South Africa Rhino Poaching Stats Drop Sharply But Hundreds Still Being Killed
Over 500 rhinos were poached for their horns in South Africa in the first eight months of 2018… which while still horrific, is a 26 % drop from the 691 who were slaughtered in the same period last year, the Department of Environmental Affairs said on Friday as it released the latest South African rhino […]
Over 500 rhinos were poached for their horns in South Africa in the first eight months of 2018… which while still horrific, is a 26 % drop from the 691 who were slaughtered in the same period last year, the Department of Environmental Affairs said on Friday as it released the latest South African rhino poaching statistics.
This maintains a downward trend since 2014, when a record 1,215 rhinos were poached in the country, but the scale of the slaughter suggests demand remains strong in Asian markets, like China and Vietnam, where the horn is prized as an ingredient in traditional medicines as a supposed cure for everything from a loss of libido to cancer.
The department says that reasons for the decline include a mobile radar system used to detect poaching activity which has “ensured the decrease of rhino poaching in high density areas by more than 80 %”.
Poaching and drought have also reduced the population so there are fewer rhinos for poachers to target, Reuters reported.

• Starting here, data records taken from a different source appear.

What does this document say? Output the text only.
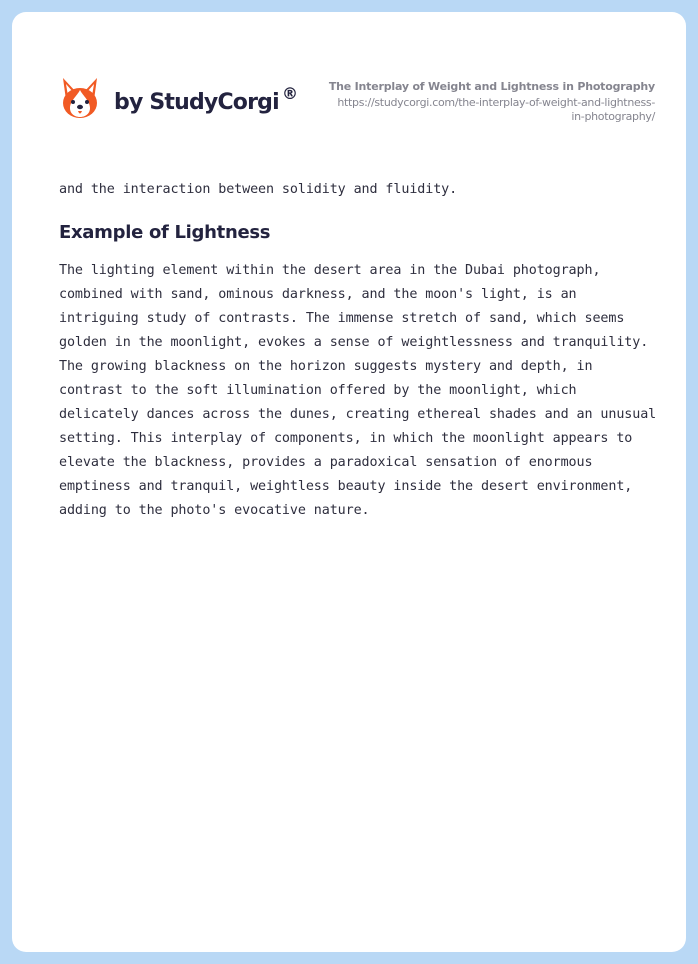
by StudyCorgi ®	The Interplay of Weight and Lightness in Photography
https://studycorgi.com/the-interplay-of-weight-and-lightness-in-photography/

and the interaction between solidity and fluidity.

Example of Lightness

The lighting element within the desert area in the Dubai photograph, combined with sand, ominous darkness, and the moon's light, is an intriguing study of contrasts. The immense stretch of sand, which seems golden in the moonlight, evokes a sense of weightlessness and tranquility. The growing blackness on the horizon suggests mystery and depth, in contrast to the soft illumination offered by the moonlight, which delicately dances across the dunes, creating ethereal shades and an unusual setting. This interplay of components, in which the moonlight appears to elevate the blackness, provides a paradoxical sensation of enormous emptiness and tranquil, weightless beauty inside the desert environment, adding to the photo's evocative nature.
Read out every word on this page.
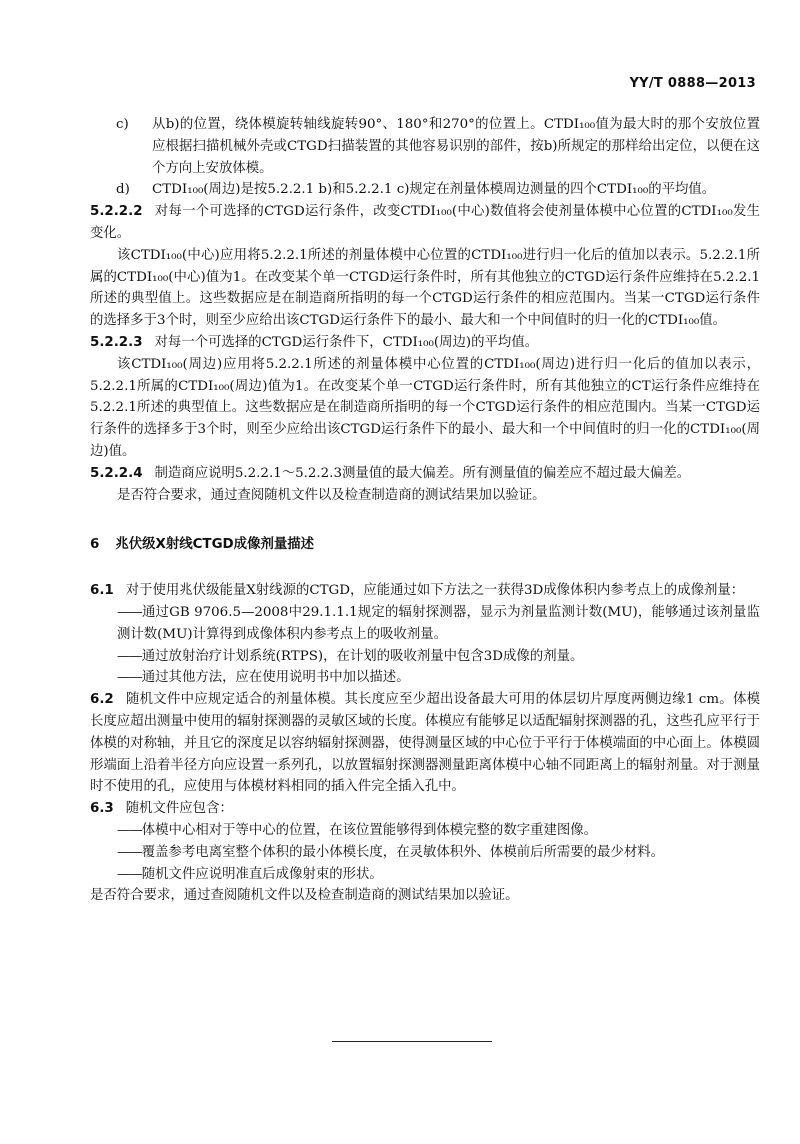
YY/T 0888—2013
c)	从b)的位置，绕体模旋转轴线旋转90°、180°和270°的位置上。CTDI₁₀₀值为最大时的那个安放位置应根据扫描机械外壳或CTGD扫描装置的其他容易识别的部件，按b)所规定的那样给出定位，以便在这个方向上安放体模。
d)	CTDI₁₀₀(周边)是按5.2.2.1 b)和5.2.2.1 c)规定在剂量体模周边测量的四个CTDI₁₀₀的平均值。

5.2.2.2 对每一个可选择的CTGD运行条件，改变CTDI₁₀₀(中心)数值将会使剂量体模中心位置的CTDI₁₀₀发生变化。

该CTDI₁₀₀(中心)应用将5.2.2.1所述的剂量体模中心位置的CTDI₁₀₀进行归一化后的值加以表示。5.2.2.1所属的CTDI₁₀₀(中心)值为1。在改变某个单一CTGD运行条件时，所有其他独立的CTGD运行条件应维持在5.2.2.1所述的典型值上。这些数据应是在制造商所指明的每一个CTGD运行条件的相应范围内。当某一CTGD运行条件的选择多于3个时，则至少应给出该CTGD运行条件下的最小、最大和一个中间值时的归一化的CTDI₁₀₀值。

5.2.2.3 对每一个可选择的CTGD运行条件下，CTDI₁₀₀(周边)的平均值。

该CTDI₁₀₀(周边)应用将5.2.2.1所述的剂量体模中心位置的CTDI₁₀₀(周边)进行归一化后的值加以表示，5.2.2.1所属的CTDI₁₀₀(周边)值为1。在改变某个单一CTGD运行条件时，所有其他独立的CT运行条件应维持在5.2.2.1所述的典型值上。这些数据应是在制造商所指明的每一个CTGD运行条件的相应范围内。当某一CTGD运行条件的选择多于3个时，则至少应给出该CTGD运行条件下的最小、最大和一个中间值时的归一化的CTDI₁₀₀(周边)值。

5.2.2.4 制造商应说明5.2.2.1～5.2.2.3测量值的最大偏差。所有测量值的偏差应不超过最大偏差。

是否符合要求，通过查阅随机文件以及检查制造商的测试结果加以验证。

6 兆伏级X射线CTGD成像剂量描述

6.1 对于使用兆伏级能量X射线源的CTGD，应能通过如下方法之一获得3D成像体积内参考点上的成像剂量：

——通过GB 9706.5—2008中29.1.1.1规定的辐射探测器，显示为剂量监测计数(MU)，能够通过该剂量监测计数(MU)计算得到成像体积内参考点上的吸收剂量。

——通过放射治疗计划系统(RTPS)，在计划的吸收剂量中包含3D成像的剂量。

——通过其他方法，应在使用说明书中加以描述。

6.2 随机文件中应规定适合的剂量体模。其长度应至少超出设备最大可用的体层切片厚度两侧边缘1 cm。体模长度应超出测量中使用的辐射探测器的灵敏区域的长度。体模应有能够足以适配辐射探测器的孔，这些孔应平行于体模的对称轴，并且它的深度足以容纳辐射探测器，使得测量区域的中心位于平行于体模端面的中心面上。体模圆形端面上沿着半径方向应设置一系列孔，以放置辐射探测器测量距离体模中心轴不同距离上的辐射剂量。对于测量时不使用的孔，应使用与体模材料相同的插入件完全插入孔中。

6.3 随机文件应包含：

——体模中心相对于等中心的位置，在该位置能够得到体模完整的数字重建图像。

——覆盖参考电离室整个体积的最小体模长度，在灵敏体积外、体模前后所需要的最少材料。

——随机文件应说明准直后成像射束的形状。

是否符合要求，通过查阅随机文件以及检查制造商的测试结果加以验证。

The Kruger National Park is estimated to have around 5,000 rhinos now, down from around 9,000 in 2014, according to government figures.
Estimates vary but South Africa is believed to have up to 80 % of an estimated global population of over 20,000 rhinoceroses, making it the centre of the poaching crisis. There is an international ban on the trade in rhino horn.
In 2007, only 13 rhinos were illegally killed for their horns in South Africa, but the numbers then surged to meet demand as affluence grew in Asian economies such as Vietnam and China. A total of 1,028 rhinos were poached in 2017 in South Africa.
Initiatives to stem the poaching wave have included plans to relocate and breed new populations on Texas ranches to educational campaigns highlighting the animals’ plight.